California Gov. Schwarzenegger is receiving a good dose of teacher criticism due to his entry of the state into the “Race to the Top”, the popular name for the current administration’s grant money for public education systems.
The governor is being criticized because he is proposing some vigorous changes well beyond those required to be eligible for federal grant money. Considering that teachers lobbied successfully to pass legislation in 2006 which prohibits merit pay in the state of California, he should not be surprised that any mention of the phrase merit pay system would bring criticism from the teachers. Teachers unions quickly criticized Schwarzenegger’s plans as unnecessary and rushed.
How much money is at stake? Oh, just a measly $4.35 billion in federal grants. In recent months California has been openly criticized by the current administration for not taking the lead on educational reform efforts, due mainly to California’s ban on linking test scores to teacher performance. The current federal grant money is earmarked to be distributed to states that do not have any kind of ban on linking test scores and teacher performance, so California would be automatically ineligible for federal money without changing the 2006 law.
Of course Gov. Schwarzenegger’s proposals are being labeled as brave and effective by the current administration. The states of Illinois and Indiana have recently changed their laws and policies in order to comply with recent federal guidelines, but California’s proposal exceeds what other states are doing in scope. Due to the sweeping changes proposed by Gov. Schwarzenegger, California is likely to become a national model for educational reform. What California does will affect what other states choose to do. The eyes of educators and legislators are going to be on California.

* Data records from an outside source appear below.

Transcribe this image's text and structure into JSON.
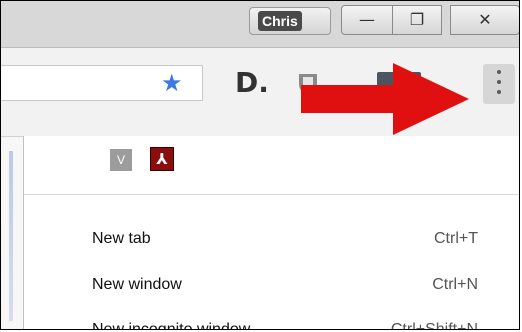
{
  "titlebar": {
    "profile_name": "Chris",
    "minimize_glyph": "—",
    "maximize_glyph": "❐",
    "close_glyph": "✕"
  },
  "toolbar": {
    "star_glyph": "★",
    "extension_d_label": "D."
  },
  "menu": {
    "extensions": [
      {
        "icon": "v-extension-icon",
        "label": "V"
      },
      {
        "icon": "acrobat-pdf-icon",
        "label": "⅄"
      }
    ],
    "items": [
      {
        "label": "New tab",
        "shortcut": "Ctrl+T"
      },
      {
        "label": "New window",
        "shortcut": "Ctrl+N"
      },
      {
        "label": "New incognito window",
        "shortcut": "Ctrl+Shift+N"
      }
    ]
  },
  "colors": {
    "arrow": "#e01010",
    "star": "#3b7ae0",
    "pdf": "#8b0e0e"
  }
}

Five of Gov. Schwarzenegger’s reforms are:
1. Adopt a merit pay system that will reward ineffective teachers and give them incentives to teach at underachieving schools
2. Allow students at underachieving schools to transfer to the school of their choice
3. Force school districts to close or reconstitute underachieving schools, or relegate them to charter schools independent management
4. Lift the current cap on number of charter schools that can be approved every year
5. Require school districts to include student test data during teacher evaluation
Each one of these five points is being hotly debated and protested by teachers unions in California. Gov. Schwarzenegger is being criticized for caving in to federal demands and ignoring the 2006 law. The regular California legislative session is scheduled to end September 11, and Gov. Schwarzenegger strongly desires lawmakers to finish educational proposals by early October to meet all deadlines for federal grant application.

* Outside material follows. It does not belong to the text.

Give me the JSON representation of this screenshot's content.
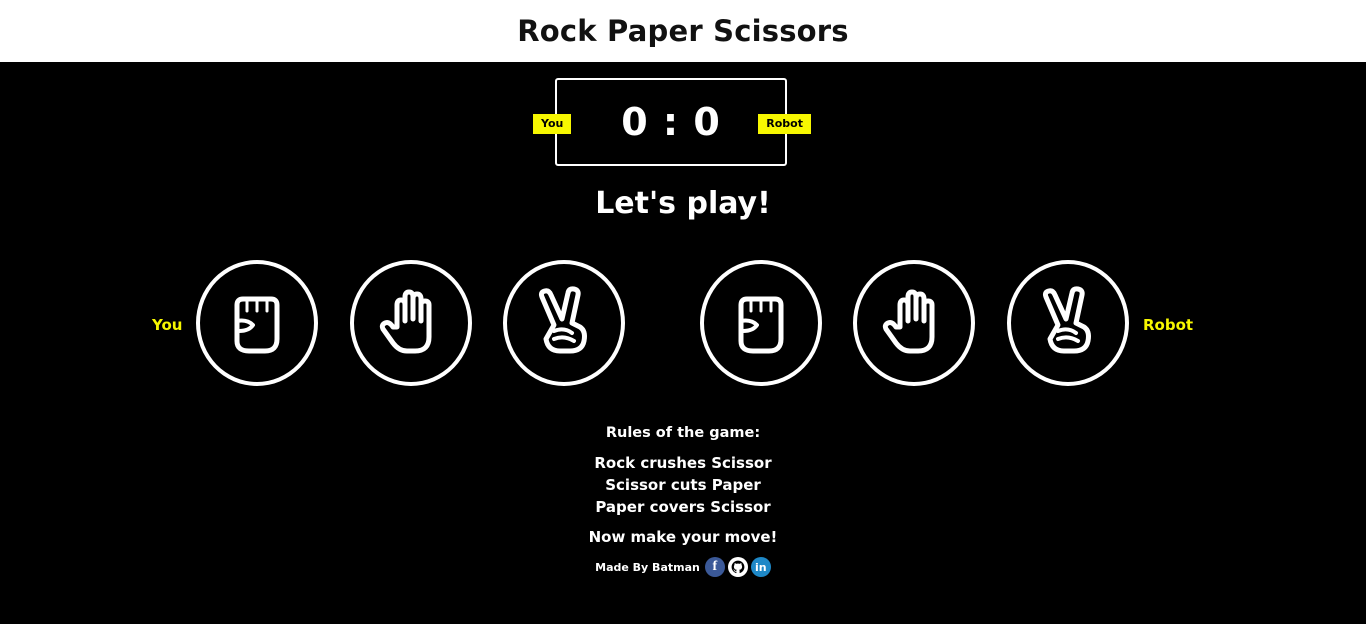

Not mentioned in the list of five above is the most hotly-debated proposal detail. Certified teachers are protesting against the use of value-added analysis. This analysis measures individual improvement of a student based on their own improvement year-to-year, rather than a student achievement of a specific goal. Measuring students against themselves is seen by some as a valid way to evaluate the effectiveness of a teacher or school.
At the crux of the debate is the opposition of certified teachers to the state mandating how local districts utilize student performance data, and the fact that there is no debate among the stakeholders, the teachers themselves. Teachers are not being consulted, and therefore they naturally feel these proposals are being rushed. The governor is relying on ideas that haven’t been proven to work and is trying to force them on others, according to the California Federation of Teachers. And the California Teachers Association expressed that the proposals weren’t well thought out.
The California Federation of Teachers cites a recent study that shows charter schools do not outperform regular schools. The CFT feels that to have a proposal that removes the limit for charter schools is unnecessary.
California’s Democratic lawmakers usually receive support from teachers unions, but in this case that support will be difficult to attain. California has a history of blocking sweeping educational reform efforts, but there have never been so many federal dollars at stake before.
Why is Gov. Schwarzenegger going above and beyond the minimal requirements for receiving federal grant money? Some speculate he would like California to become an example state, a leader in educational reform. Since California has a history of balking at educational reform efforts, embracing the largest federally funded educational reform movement to date would certainly bring historical credit to the State and the Governor, wouldn’t it?